2.1 L’admissibilité de la déclaration de type K.G.B.

[13] La première question qui a divisé la Cour d’appel était celle de savoir si l’identification de l’accusé par Mme Pawliw était elle‑même du ouï‑dire. Comme la Cour l’a confirmé dans K.G.B., une déclaration antérieure incompatible ne peut être admise pour établir la véracité de son contenu suivant la méthode d’analyse raisonnée que lorsque la preuve qu’elle contient eût été admissible si son auteur l’avait présentée de vive voix à l’audience (K.G.B., p. 784). Par conséquent, la preuve d’identification émanant de Mme Pawliw ne peut être admise suivant la méthode d’analyse raisonnée que si l’identification n’était pas elle‑même fondée sur du ouï‑dire. Ce principe a été réitéré plus récemment dans l’arrêt R. c. Couture, [2007] 2 R.C.S. 517, 2007 CSC 28, par. 75 :

Il est également clair que l’exception raisonnée ne vise que la preuve par ouï‑dire qui serait par ailleurs admissible au moyen du témoignage direct du déclarant, eût‑il été disponible et habile à témoigner au procès : B. (K.G.), p. 784; Hawkins, par. 69. Il ne fait aucun doute que si Darlene avait été disponible et habile à témoigner au procès, elle aurait pu présenter la preuve en témoignant de vive voix. Certes, tout témoignage direct de sa part sur les déclarations que lui a faites David Couture constituerait en soi du ouï‑dire, mais les aveux d’un accusé relèvent d’une exception bien connue à la règle du ouï‑dire. En outre, Darlene n’étant pas une personne en situation d’autorité, aucun fardeau particulier ne s’applique.

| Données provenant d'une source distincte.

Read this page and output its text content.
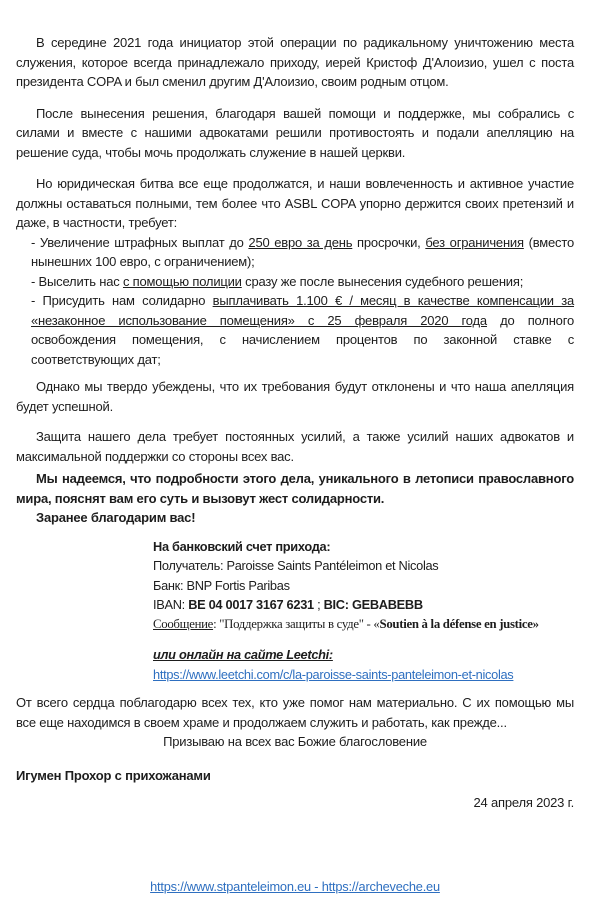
В середине 2021 года инициатор этой операции по радикальному уничтожению места служения, которое всегда принадлежало приходу, иерей Кристоф Д'Алоизио, ушел с поста президента COPA и был сменил другим Д'Алоизио, своим родным отцом.

После вынесения решения, благодаря вашей помощи и поддержке, мы собрались с силами и вместе с нашими адвокатами решили противостоять и подали апелляцию на решение суда, чтобы мочь продолжать служение в нашей церкви.

Но юридическая битва все еще продолжатся, и наши вовлеченность и активное участие должны оставаться полными, тем более что ASBL COPA упорно держится своих претензий и даже, в частности, требует:

- Увеличение штрафных выплат до 250 евро за день просрочки, без ограничения (вместо нынешних 100 евро, с ограничением);

- Выселить нас с помощью полиции сразу же после вынесения судебного решения;

- Присудить нам солидарно выплачивать 1.100 € / месяц в качестве компенсации за «незаконное использование помещения» с 25 февраля 2020 года до полного освобождения помещения, с начислением процентов по законной ставке с соответствующих дат;

Однако мы твердо убеждены, что их требования будут отклонены и что наша апелляция будет успешной.

Защита нашего дела требует постоянных усилий, а также усилий наших адвокатов и максимальной поддержки со стороны всех вас.

Мы надеемся, что подробности этого дела, уникального в летописи православного мира, пояснят вам его суть и вызовут жест солидарности.

Заранее благодарим вас!

На банковский счет прихода:
Получатель: Paroisse Saints Pantéleimon et Nicolas
Банк: BNP Fortis Paribas
IBAN: BE 04 0017 3167 6231 ; BIC: GEBABEBB
Сообщение: "Поддержка защиты в суде" - «Soutien à la défense en justice»
или онлайн на сайте Leetchi:
https://www.leetchi.com/c/la-paroisse-saints-panteleimon-et-nicolas

От всего сердца поблагодарю всех тех, кто уже помог нам материально. С их помощью мы все еще находимся в своем храме и продолжаем служить и работать, как прежде...

Призываю на всех вас Божие благословение

Игумен Прохор с прихожанами

24 апреля 2023 г.
https://www.stpanteleimon.eu - https://archeveche.eu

[14] Si Mme Pawliw avait affirmé au procès que quelqu’un lui avait dit que M. Devine était l’agresseur, son témoignage aurait été inadmissible parce que constituant du ouï‑dire, à moins qu’il ait pu être démontré que la déclaration relevait d’une exception reconnue à la règle du ouï‑dire. Toutefois, en l’espèce, le juge du procès a rejeté l’argument selon lequel l’identification antérieure de l’agresseur par Mme Pawliw était fondée sur les dires de quelqu’un d’autre, concluant plutôt qu’elle tentait d’éviter d’identifier M. Devine au procès. Il faut faire preuve de déférence à l’égard de cette conclusion sur la crédibilité. Qui plus est, le juge du procès a explicitement conclu que l’identification était fondée sur les observations de Mme Pawliw elle‑même. À mon avis, il n’y a aucune raison de modifier ces conclusions. Je vais maintenant examiner la justesse de la décision du juge du procès d’admettre en preuve la déclaration de Mme Pawliw suivant la méthode d’analyse raisonnée en matière de ouï‑dire.

2.2 La méthode d’analyse raisonnée

[15] La déclaration de Mme Pawliw ne relève d’aucune exception traditionnelle à la règle du ouï‑dire. La question est donc de savoir si la déclaration satisfait au double critère de la nécessité et de la fiabilité.

2.2.1 La nécessité

[16] Tous concèdent que le critère de la nécessité est rempli. Comme la Cour l’a souligné dans les arrêts K.G.B. et R. c. Khelawon, [2006] 2 R.C.S. 787, 2006 CSC 57, la nécessité ne tient pas à la non‑disponibilité du témoin :

Comme nous le savons, dans l’arrêt B. (K.G.), la Cour a statué en fin de compte — et ce principe est maintenant bien établi — que la nécessité ne saurait être assimilée à la non‑disponibilité du témoin. Le critère de la nécessité reçoit une définition souple. Dans certains cas, comme dans l’affaire B. (K.G.) où un témoin revient sur une déclaration antérieure, la nécessité tient à la non‑disponibilité du témoignage et non du témoin.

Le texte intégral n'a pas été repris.